Apple-Cheddar-Squash Soup

December 10, 2010

I ran across this recipe on Foodnetwork.com and I immediately thought “this is either going to be amazing or disgusting.” I love butternut squash so I was willing to give it a shot. Turns out that it was amazing: a raging party on my tongue! This soup is full of wonderful fall ingredients and bursting with great flavors that work really well together. It’s a great balance of sweet and savory.

Click here for the recipe. I didn’t want to buy apple cider just for this recipe so I added in an extra apple and used chicken broth instead at the step when the cider is added. For a delicious vegetarian version, skip the prosciutto and substitute vegetable stock for the chicken stock; it will still be delicious! The recipe doesn’t get too specific in its list of ingredients, but that is okay; just use whatever you can easily find or what your heart tells you!

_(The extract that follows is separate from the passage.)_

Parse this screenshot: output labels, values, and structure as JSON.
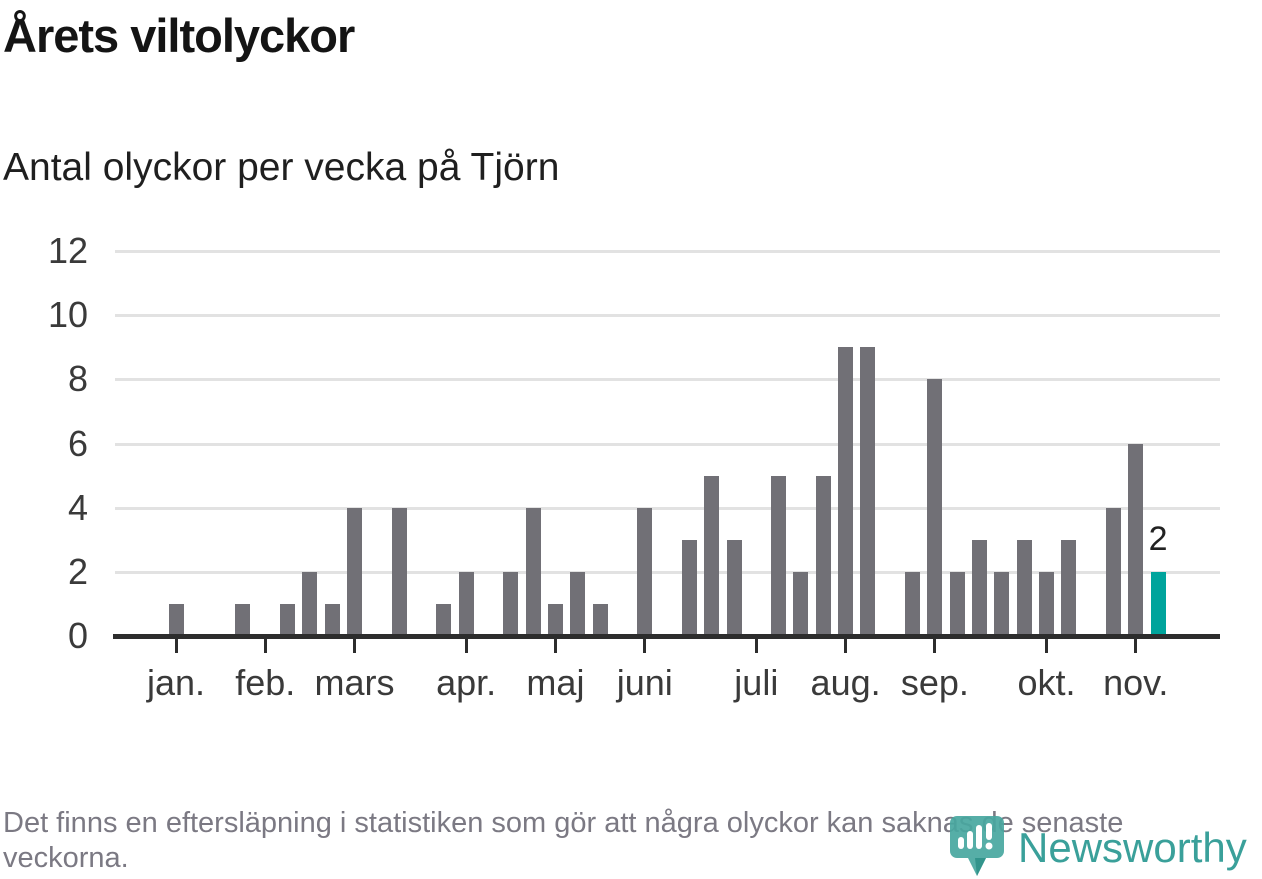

If you’re not familiar with prepping butternut squash, it’s important to know that it is known to cause “contact dermatitis” for many people. This is a minor skin allergy caused from contact with the flesh of the squash. If you experience this, apply Cortisone cream and it should clear up within a day or so. If you have sensitive skin, you may just want to take the precaution of wearing latex gloves. Many places sell butternut squash already cut into small squares. You can also buy one whole, peel the skin off with a peeler, and chop into small chunks.